橘氏概観


 敏達天皇後裔の橘氏は当初、橘宿祢と賜姓されたが、諸兄の時に橘朝臣(録・左京)となって後世まで残った。諸国にもこの氏の出自と称するものが相当多いが、公家以外の諸氏については、その大多数に疑問が多いことに留意。
  武家で橘朝臣姓と称するものでは、伊予の越智国造一族(
橘遠保の族裔)か熊野国造族裔(河内の楠木氏の一族)など物部氏族の系統から出た諸氏が傾向的に多い模様である。

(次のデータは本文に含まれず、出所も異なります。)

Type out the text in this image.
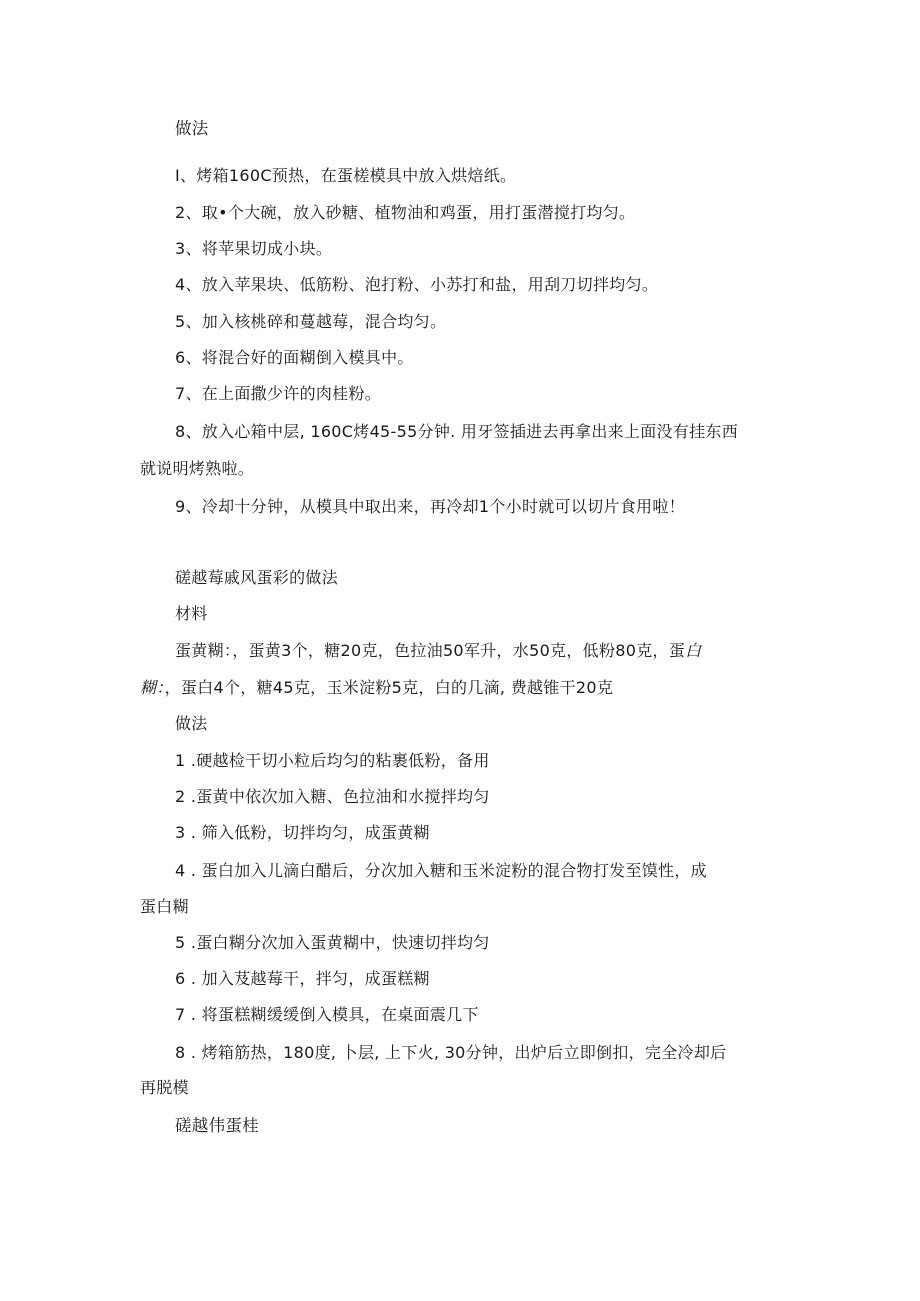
做法
I、烤箱160C预热，在蛋槎模具中放入烘焙纸。
2、取•个大碗，放入砂糖、植物油和鸡蛋，用打蛋潜搅打均匀。
3、将苹果切成小块。
4、放入苹果块、低筋粉、泡打粉、小苏打和盐，用刮刀切拌均匀。
5、加入核桃碎和蔓越莓，混合均匀。
6、将混合好的面糊倒入模具中。
7、在上面撒少许的肉桂粉。
8、放入心箱中层, 160C烤45-55分钟. 用牙签插进去再拿出来上面没有挂东西
就说明烤熟啦。
9、冷却十分钟，从模具中取出来，再冷却1个小时就可以切片食用啦！
磋越莓戚风蛋彩的做法
材料
蛋黄糊：，蛋黄3个，糖20克，色拉油50军升，水50克，低粉80克，蛋白
糊：，蛋白4个，糖45克，玉米淀粉5克，白的几滴, 费越锥干20克
做法
1 .硬越检干切小粒后均匀的粘裹低粉，备用
2 .蛋黄中依次加入糖、色拉油和水搅拌均匀
3 . 筛入低粉，切拌均匀，成蛋黄糊
4 . 蛋白加入儿滴白醋后，分次加入糖和玉米淀粉的混合物打发至馍性，成
蛋白糊
5 .蛋白糊分次加入蛋黄糊中，快速切拌均匀
6 . 加入芨越莓干，拌匀，成蛋糕糊
7 . 将蛋糕糊缓缓倒入模具，在桌面震几下
8 . 烤箱筋热，180度, 卜层, 上下火, 30分钟，出炉后立即倒扣，完全冷却后
再脱模
磋越伟蛋桂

また、橘と同音に近い「紀」との混同も屡々見られる。

○ 橘朝臣姓の苗字では、
  薄−京官人、のち絶家。山科、信濃小路−九条家諸大夫。岸大路−京官人で近衛府。実花葉(ミカバ)−花山院家諸太夫。服部、中山−薄一族。頼−安芸人。橋本、薄田−右京の梅宮神司で、橋本は上北面にもあり。梅若−丹波散楽師。海妻−丹波人。薬師寺、八木−京人。梅忠〔埋忠〕−京人刀鍛冶、三条小鍛冶宗近の後。井川−河内人。
  田中−近江国高嶋郡田中住で秀吉配下の大大名田中吉政を出す、系譜に異説もあり、おそらく家臣の宮川ともども古代の和邇氏族か物部氏族の流れを汲むか。薪、寺田−山城人。若林、別所、三宮、青戸、波々伯部、石出、野村、石生−丹波人で船井・氷上郡等に住。山中、岩室、大平、桜井、国川、野田、水原、石部、野村、山村、三雲、宇田、原、繁山、堀−近江国甲賀郡人。山城国乙訓郡上久世荘公文の真板(舞田)氏もこの一族か。なお、田中以下のこれら橘姓武家諸氏には疑問もあり、ここに掲載も、留保つきという状況にある。

● 近世の下級官人にも橘姓がかなりあって、青山(中務省史生)、宇郷(九条家諸大夫)、櫛田(二条家諸大夫、陣官人)、浜崎(西園寺家諸大夫)、角田(知恩院坊官・諸大夫)、玉木(聖護院宮侍)、上原(今出川侍)、野村(滝口)、袖岡(蔵人所衆)、岩垣(大舎人寮)などが橘姓と称したが、いずれも系譜・真偽等は不明。

● さらに、多少とも疑問有りの橘姓の苗字もあげておくと、
  大和国葛下郡の万歳〔万財〕、岡も橘姓という。この一族には竹内〔武内〕、小峠、喜多井や山城国綴喜郡の田宮、相馬もあげられるが、居住地などからみて、本来は当麻真人の後裔か。
  このほか、一説に近江国浅井郡の浅井、丁野、柴田、伊部、中野、河毛、月瀬、大橋、山本、岡崎等の一族も橘姓ないし物部姓というが、本来は古代浅井直の族裔か。芝田〔柴田〕−陸奥国柴田郡人、これは疑問もある。新荘〔新城〕−出羽国秋田郡住人、同前。
  肥前の渋江など、橘遠保後裔の橘薩摩氏一族の橘姓も仮冒で、伊予の越智一族の出、この流れの橘姓はかなり多いが、ここではこの系統の苗字はあげない。
  讃岐国三野郡に起った海崎も橘姓を称し、讃岐各地に広がって長尾、栗熊、岡田、炭所、田村、常兼〔常包〕等を出した、あるいは箱崎祠官秦宿祢田村氏の支流か。和泉国日根郡の淡輪は、実際には紀姓か。信濃国佐久郡の井手〔井出〕、鷹野等の一族も本来別族か、三上氏族甲斐国造族を参照のこと)。



  (総括)

  源平藤橘といわれながら、橘姓の苗字が後世には殆ど残らなかったことに留意される。地方の橘氏については、諸蕃の多遅摩毛理後裔の橘氏・椿氏の後裔にでた可能性も考えられる。



 武家橘氏については、かって「橘遠保と橘姓武家−併せて伊予の越智氏族の検討−」という論考を『家系研究』誌第27〜31号(1993/8〜96/6)に掲載したので、参照されたい。橘は音通する紀とよく混同されるが、いずれにせよ、京官人の橘氏が地方で武士として成長したことはきわめて少ないことを認識すべきであろう。
  橘姓の武家はまず系譜仮冒の検討を十分に加えるべきである。